Mr. Fenton looked displeased.

"And how came you to find me here?" he asked.

"Oh, some men saw you take this road, and I guessed the rest."

"Oh, ah, very good. And what do you want, Sweetwater?"

The young man, who was glowing with pride and all alive with an enthusiasm which he had kept suppressed for hours, slipped up to the constable and whispered in his ear: "I have made a discovery, sir. I know you will excuse the presumption, but I couldn't bring myself to keep quiet and follow in that other fellow's wake. I had to make investigations on my own account, and—and"—stammering in his eagerness "they have been successful, sir. I have found out who was the murderer of Agatha Webb."

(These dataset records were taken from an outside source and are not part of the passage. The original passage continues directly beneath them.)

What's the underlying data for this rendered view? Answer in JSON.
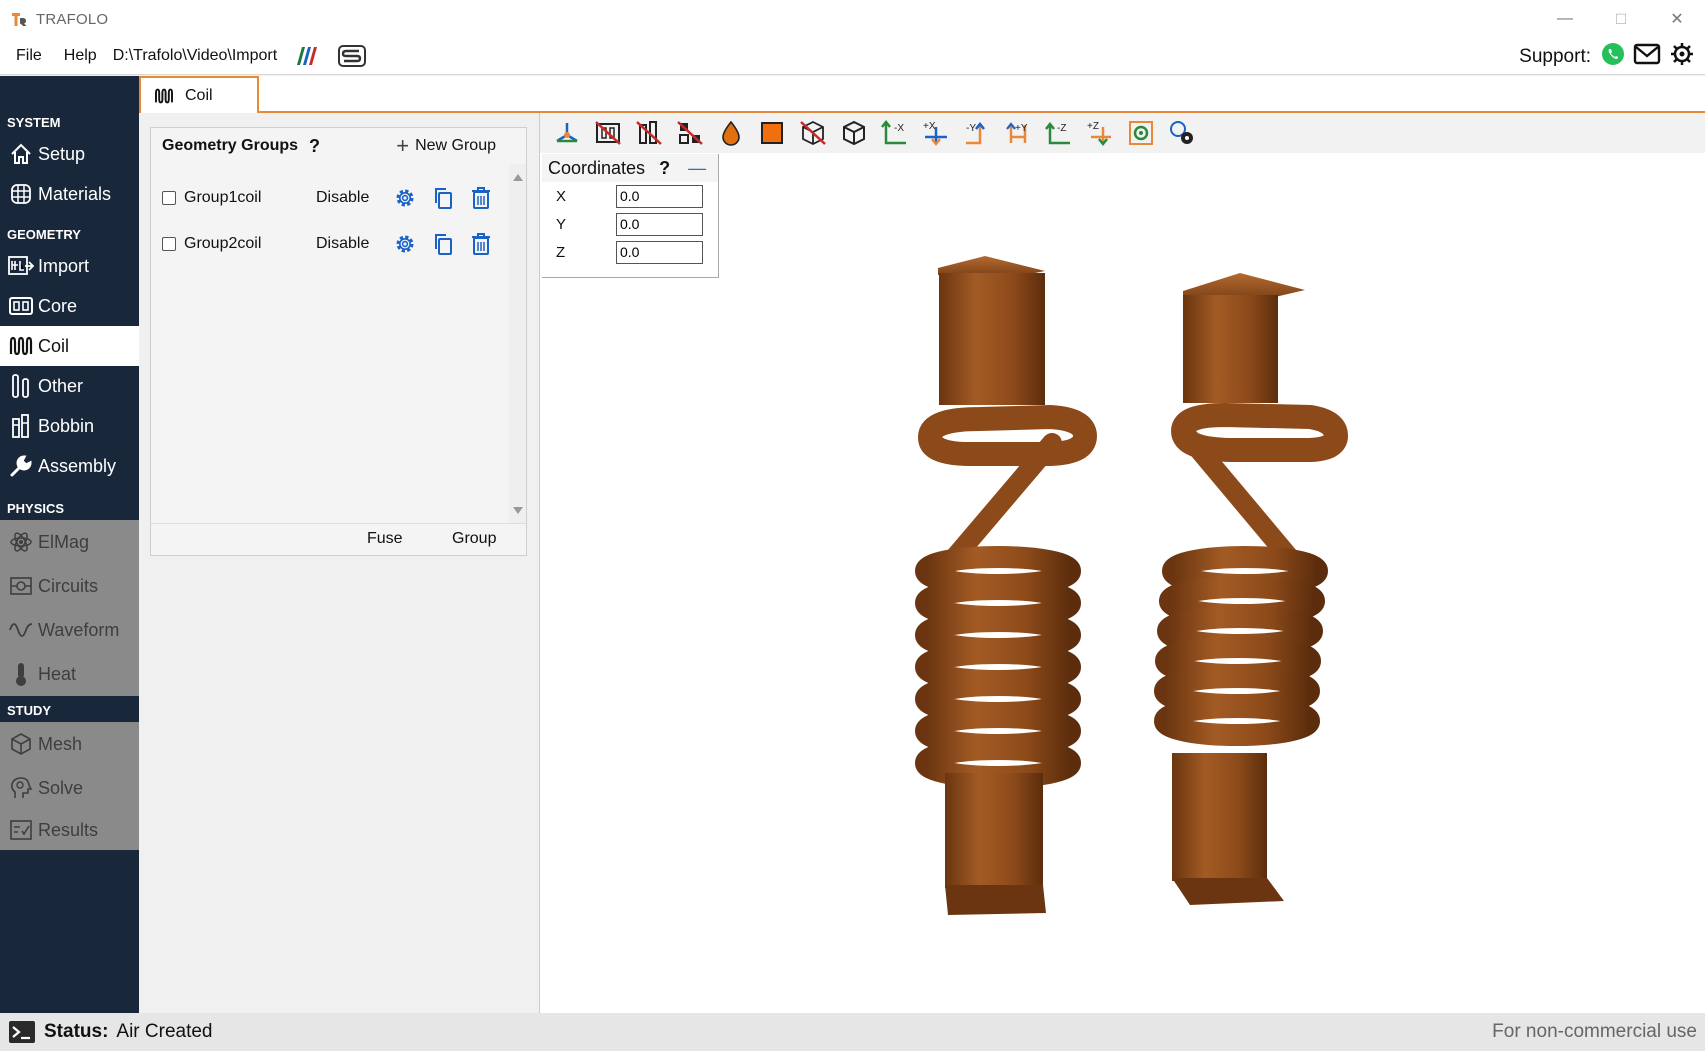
{
  "app": {
    "title": "TRAFOLO"
  },
  "window_controls": {
    "minimize": "—",
    "maximize": "☐",
    "close": "✕"
  },
  "menubar": {
    "file": "File",
    "help": "Help",
    "path": "D:\\Trafolo\\Video\\Import",
    "support_label": "Support:"
  },
  "sidebar": {
    "sections": {
      "system": "SYSTEM",
      "geometry": "GEOMETRY",
      "physics": "PHYSICS",
      "study": "STUDY"
    },
    "items": {
      "setup": "Setup",
      "materials": "Materials",
      "import": "Import",
      "core": "Core",
      "coil": "Coil",
      "other": "Other",
      "bobbin": "Bobbin",
      "assembly": "Assembly",
      "elmag": "ElMag",
      "circuits": "Circuits",
      "waveform": "Waveform",
      "heat": "Heat",
      "mesh": "Mesh",
      "solve": "Solve",
      "results": "Results"
    }
  },
  "tab": {
    "label": "Coil"
  },
  "groups_panel": {
    "title": "Geometry Groups",
    "help": "?",
    "new_group": "New Group",
    "rows": [
      {
        "name": "Group1coil",
        "disable": "Disable"
      },
      {
        "name": "Group2coil",
        "disable": "Disable"
      }
    ],
    "footer": {
      "fuse": "Fuse",
      "group": "Group"
    }
  },
  "toolbar": {
    "buttons": [
      "axes-icon",
      "hide-core-icon",
      "hide-bobbin-icon",
      "hide-other-icon",
      "material-drop-icon",
      "solid-view-icon",
      "wireframe-icon",
      "cube-view-icon",
      "view-neg-x-icon",
      "view-pos-x-icon",
      "view-neg-y-icon",
      "view-pos-y-icon",
      "view-neg-z-icon",
      "view-pos-z-icon",
      "fit-view-icon",
      "settings-view-icon"
    ],
    "axis_labels": {
      "negx": "-X",
      "posx": "+X",
      "negy": "-Y",
      "posy": "+Y",
      "negz": "-Z",
      "posz": "+Z"
    }
  },
  "coordinates": {
    "title": "Coordinates",
    "help": "?",
    "minimize": "—",
    "x_label": "X",
    "x_value": "0.0",
    "y_label": "Y",
    "y_value": "0.0",
    "z_label": "Z",
    "z_value": "0.0"
  },
  "status": {
    "label": "Status:",
    "value": "Air Created",
    "license": "For non-commercial use"
  },
  "colors": {
    "sidebar_bg": "#18273a",
    "accent_orange": "#e8893a",
    "icon_blue": "#1a62c7",
    "copper": "#8b4a1c"
  }
}
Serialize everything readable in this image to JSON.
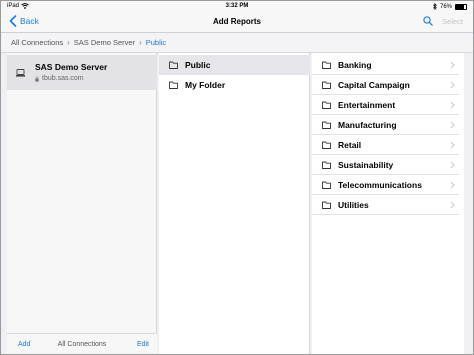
{
  "status_bar": {
    "carrier": "iPad",
    "time": "3:32 PM",
    "battery": "76%",
    "battery_level": 0.76
  },
  "nav": {
    "back_label": "Back",
    "title": "Add Reports",
    "select_label": "Select"
  },
  "breadcrumb": [
    "All Connections",
    "SAS Demo Server",
    "Public"
  ],
  "connections": {
    "server_name": "SAS Demo Server",
    "server_host": "tbub.sas.com",
    "footer": {
      "add_label": "Add",
      "title": "All Connections",
      "edit_label": "Edit"
    }
  },
  "folders": [
    {
      "label": "Public",
      "selected": true
    },
    {
      "label": "My Folder",
      "selected": false
    }
  ],
  "subfolders": [
    "Banking",
    "Capital Campaign",
    "Entertainment",
    "Manufacturing",
    "Retail",
    "Sustainability",
    "Telecommunications",
    "Utilities"
  ],
  "colors": {
    "accent": "#1b7bd9",
    "selected_row": "#e6e6ea"
  },
  "icons": [
    "wifi-icon",
    "bluetooth-icon",
    "battery-icon",
    "back-chevron-icon",
    "search-icon",
    "server-icon",
    "lock-icon",
    "folder-icon",
    "chevron-right-icon"
  ]
}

The constable, compassionating the disappointment in store for him, shook his head, with a solemn look toward the room from which he had just emerged. "You are late, Sweetwater," said he. "We have found him out ourselves, and he lies there, dead."

It was dark where they stood and Sweetwater's back was to the moonlight, so that the blank look which must have crossed his face at this announcement was lost upon the constable. But his consternation was evident from the way he thrust out either hand to steady himself against the walls of the narrow passageway, and Mr. Fenton was not at all surprised to hear him stammer out:

"Dead! He! Whom do you mean by he, Mr. Fenton?"

"The man in whose house we now are," returned the other. "Is there anyone else who can be suspected of this crime?"

Sweetwater gave a gulp that seemed to restore him to himself.